Я постучала в ее парадную дверь с намерением рассказать ей все. Начиная с ночи трехлетней давности, до вторжения после ее девичника, но язык, который он угрожал вырвать, отказывался работать. Я обнаружила, что пропускаю и того жуткого типа из телефонной будки, в основном чтобы она не отвлеклась или, что хуже, не встала на сторону Габриэля. Вместо этого я сосредоточилась на насущной проблеме. Среди рыданий я с пафосом рассказала, как он поднял меня и швырнул в свой багажник. Как он стоял там, молча, пока я пинала, кричала и умоляла выпустить меня. Как он даже не задержался, когда освободил меня; он просто исчез в лесу, а его каменнолицый коллега отконвоировал меня домой в свете его фар.
Но я была дурой.
Потому что Бугимен вернулся, чтобы вцепиться мне в задницу.
Воздух пульсирует от моего ужаса, пока мы смотрим друг на друга сквозь стекло в течение трех беспокойных ударов сердца.
Он дергает ручку двери.
Усмехается, когда понимает, что она заперта.
Мое облегчение мимолетно и не задерживается, потому что, не прерывая зрительного контакта, он медленно поднимает на виду татуированную руку и натягивает кожаную перчатку.
Затем он сжимает ее в кулак и отводит руку назад.
– Постой! – кричу я, бросаясь вперед и отпирая дверь, прежде чем он успевает разнести окно.
В тот момент, когда ледяной ветер проскальзывает в щель, я жалею о своей поспешности. Должно быть, это написано у меня на лице, потому что Габриэль вставляет свой ботинок между дверью и косяком, не позволяя мне захлопнуть ее снова.
Что ж. Тогда ничего не остается, кроме как принять поражение. Я поднимаю взгляд, чтобы встретиться с его, и с трепетом смотрю на него искоса.

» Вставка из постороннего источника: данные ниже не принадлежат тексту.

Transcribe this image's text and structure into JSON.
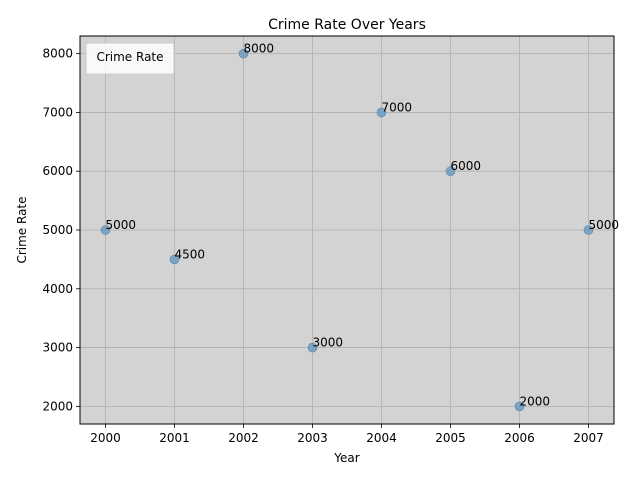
{
  "chart_data": {
    "type": "scatter",
    "title": "Crime Rate Over Years",
    "xlabel": "Year",
    "ylabel": "Crime Rate",
    "x": [
      2000,
      2001,
      2002,
      2003,
      2004,
      2005,
      2006,
      2007
    ],
    "y": [
      5000,
      4500,
      8000,
      3000,
      7000,
      6000,
      2000,
      5000
    ],
    "point_labels": [
      "5000",
      "4500",
      "8000",
      "3000",
      "7000",
      "6000",
      "2000",
      "5000"
    ],
    "xticks": [
      "2000",
      "2001",
      "2002",
      "2003",
      "2004",
      "2005",
      "2006",
      "2007"
    ],
    "yticks": [
      "2000",
      "3000",
      "4000",
      "5000",
      "6000",
      "7000",
      "8000"
    ],
    "xlim": [
      1999.63,
      2007.37
    ],
    "ylim": [
      1700,
      8300
    ],
    "legend_title": "Crime Rate",
    "legend_placement": "top-left",
    "grid": true,
    "colors": {
      "plot_background": "#d3d3d3",
      "marker": "#6f9bc0",
      "grid": "#b0b0b0"
    }
  }
}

– Что тебе нужно? – шмыгаю я.
Боже. Так легко забыть, насколько он огромен, когда я не сжимаюсь в его тени. Он шире и чернее ночного неба за его спиной, и, хотя он частично монстр, я понимаю, что он отлично справляется с маскировкой под мужчину, причем в его самой что ни на есть первозданной, примитивной форме. Это в его неподвижности, его силе, его позе. Я знаю, что его кровь горяча, как его нрав, потому что даже с двумя футами пространства между нами я чувствую его тепло.
Сегодня вечером он высечен из камня и облачен в кожаную мотоэкипировку. Когда он лениво поднимает руку, чтобы положить предплечье на верх дверного косяка, кожа трется о кожу, и что–то раздражающе примитивное шевелится и во мне тоже.
Он смотрит на меня сверху вниз с невозмутимым взглядом.
– Ты слышала выражение «Cтукачи получают по заслугам»?
Дрожь пробегает по моей нижней губе.
– Если ты не уйдешь, я вызову полицию.
На его чертах мелькает забава, словно я капризный малыш, объявивший, что сбегает из дома.
– Ударь меня.
Я смотрю на него, озадаченная внезапной сменой темы разговора.
Его челюсть дергается от нетерпения, он ногой распахивает дверь до конца и заполняет собой проем.
Мои глаза сужаются.
– Мне пришлось бы ударить тебя сковородкой, чтобы мы были хоть сколько–нибудь на равных.
– Не думаю, что она поместится в твою сумочку. – Обида омрачает его взгляд. – Сделай это.
Грубый оттенок в его голосе управляет мной, как марионеткой. Он поднимает мою руку и сжимает ее в кулак, и я наношу неуверенный удар в центр его груди.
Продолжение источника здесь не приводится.